It is my great honour and privilege to honour Dr Melanie Price, as she leaves her leadership role as Executive Director of PoCoG, to start a new adventure in life.
Melanie and I met when she was a bright young PhD student, and I a young academic and supervisor, some 22 years ago. Melanie was working on an exciting project for her PhD, exploring the role of stress and coping in predicting breast cancer diagnosis in women who had been recalled after a suspicious breast scan. Between the recall and definitive diagnosis, women completed a stressful life event interview and psychosocial questionnaires. Melanie found that women experiencing a stressor objectively rated as highly threatening and who were without intimate emotional social support had a ninefold increase in risk of developing breast carcinoma. (Price MA et al, Cancer 2001) She went on to publish 5 important papers from this work.
The relationship forged between us during her PhD has persevered and we have continued to work together in a unique partnership that I, for one, am forever grateful for and will miss enormously! Together with other colleagues, we formed the Centre for Medical Psychology and Evidence-based Decision-making (CeMPED), at the University of Sydney, and built a large program of work in psycho-oncology at a time when little was being done in this field.
We furthered Melanie’s PhD work in a 17-year collaboration with the Kathleen Cunningham Foundation Consortium for research into Familial Breast cancer (kConFab), funded by 3 NHMRC grants. In this study, we followed 2000 women at high risk of breast cancer for 12 years, to explore in one of the first truly prospective studies using gold-standard measures, the relationship between stress, coping, social support and breast cancer diagnosis. Only recently we co-authored the main results of this study (presented at IPOS, COSA and other conferences, and currently under review for publication).
With kConFab, we worked on a wide range of studies exploring psychosocial and behavioural issues in women at high risk of breast cancer, both those with BRCA1 and BRCA2 mutations and those without (e.g. Price MA et al, Breast Cancer Res & Treat 2010). Melanie sat on the kConFab executive committee for many years, bringing her expertise, wisdom and support to that important Australian registry.

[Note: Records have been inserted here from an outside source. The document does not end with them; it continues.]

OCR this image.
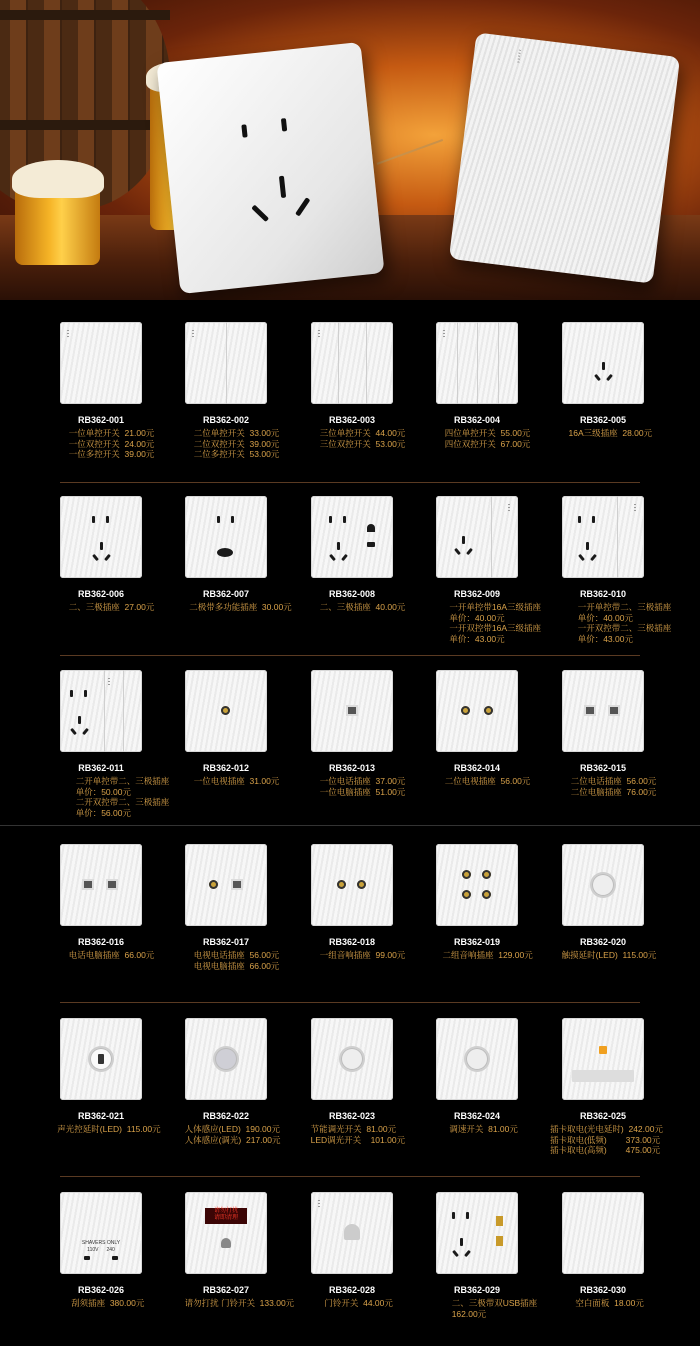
RB362-001
一位单控开关  21.00元
一位双控开关  24.00元
一位多控开关  39.00元
RB362-002
二位单控开关  33.00元
二位双控开关  39.00元
二位多控开关  53.00元
RB362-003
三位单控开关  44.00元
三位双控开关  53.00元
RB362-004
四位单控开关  55.00元
四位双控开关  67.00元
RB362-005
16A三级插座  28.00元
RB362-006
二、三极插座  27.00元
RB362-007
二极带多功能插座  30.00元
RB362-008
二、三极插座  40.00元
RB362-009
一开单控带16A三级插座
单价：40.00元
一开双控带16A三级插座
单价：43.00元
RB362-010
一开单控带二、三极插座
单价：40.00元
一开双控带二、三极插座
单价：43.00元
RB362-011
二开单控带二、三极插座
单价：50.00元
二开双控带二、三极插座
单价：56.00元
RB362-012
一位电视插座  31.00元
RB362-013
一位电话插座  37.00元
一位电脑插座  51.00元
RB362-014
二位电视插座  56.00元
RB362-015
二位电话插座  56.00元
二位电脑插座  76.00元
RB362-016
电话电脑插座  66.00元
RB362-017
电视电话插座  56.00元
电视电脑插座  66.00元
RB362-018
一组音响插座  99.00元
RB362-019
二组音响插座  129.00元
RB362-020
触摸延时(LED)  115.00元
RB362-021
声光控延时(LED)  115.00元
RB362-022
人体感应(LED)  190.00元
人体感应(调光)  217.00元
RB362-023
节能调光开关  81.00元
LED调光开关    101.00元
RB362-024
调速开关  81.00元
RB362-025
插卡取电(光电延时)  242.00元
插卡取电(低频)        373.00元
插卡取电(高频)        475.00元
SHAVERS ONLY
110V 240
RB362-026
刮须插座  380.00元
请勿打扰
请即清理
RB362-027
请勿打扰 门铃开关  133.00元
RB362-028
门铃开关  44.00元
RB362-029
二、三极带双USB插座
162.00元
RB362-030
空白面板  18.00元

Melanie and I also worked on a second large epidemiological study, following for 3 years, women diagnosed with ovarian cancer, and their partners, who were participating in the Australian Ovarian Study. This longitudinal study produced important data on the course and predictors of well-being (physical and psychological) in this population. Melanie led many of the papers emerging from this work (e.g. Price MA, et al MJA, 2010).
Melanie and I tried for a number of years to obtain infrastructure support to place our psycho-oncology work on a more solid footing. This finally culminated in the establishment of the Psycho-oncology Co-operative Research Group, an Australian clinical trials group with a national mission and focus. Nine years ago, Melanie became the Executive Director of PoCoG and in that role, has made an enormous contribution to psycho-oncology.
PoCoG was the first such trials group in the world, and has inspired a number of other similar organisations. Under Melanie’s quiet, wise and committed leadership, PoCoG has grown to have over 1600 members. It has a truly national identity, bringing together leading psycho-oncology researchers, mentoring younger researchers and building large, ambitious programs of research that will make a difference to cancer outcomes. Melanie always saw the purpose and potential of PoCoG, and in many ways sacrificed her own research career to create something larger than all of us.
Most recently, the ADAPT program of work, implementing PoCoG’s anxiety and depression clinical pathway in 12 NSW sites, owes much to Melanie’s leadership. She overcame early setbacks in funding, persevered with gaining required pilot data, co-developed a prototype of the portal that would be required to implement the pathway, co-wrote the CINSW translational program grant that is funding this work, and is contributing to the intellectual component of the research.
She has also been the driver of the most recent PoCoG program of work around managing caseness in psycho-oncology in accessible, affordable and practical ways within the community and has rallied Australian psycho-oncology health professionals and researchers to make this happen.
Melanie has created a legacy that will be not be forgotten. With over 60 publications and many grants, she has a distinguished research career. Her contribution to psycho-oncology through her leadership of PoCoG has been unique and truly significant. All of us will miss her enormously. Whatever Melanie decides to do next, we know it will be outstanding. Three cheers for Melanie!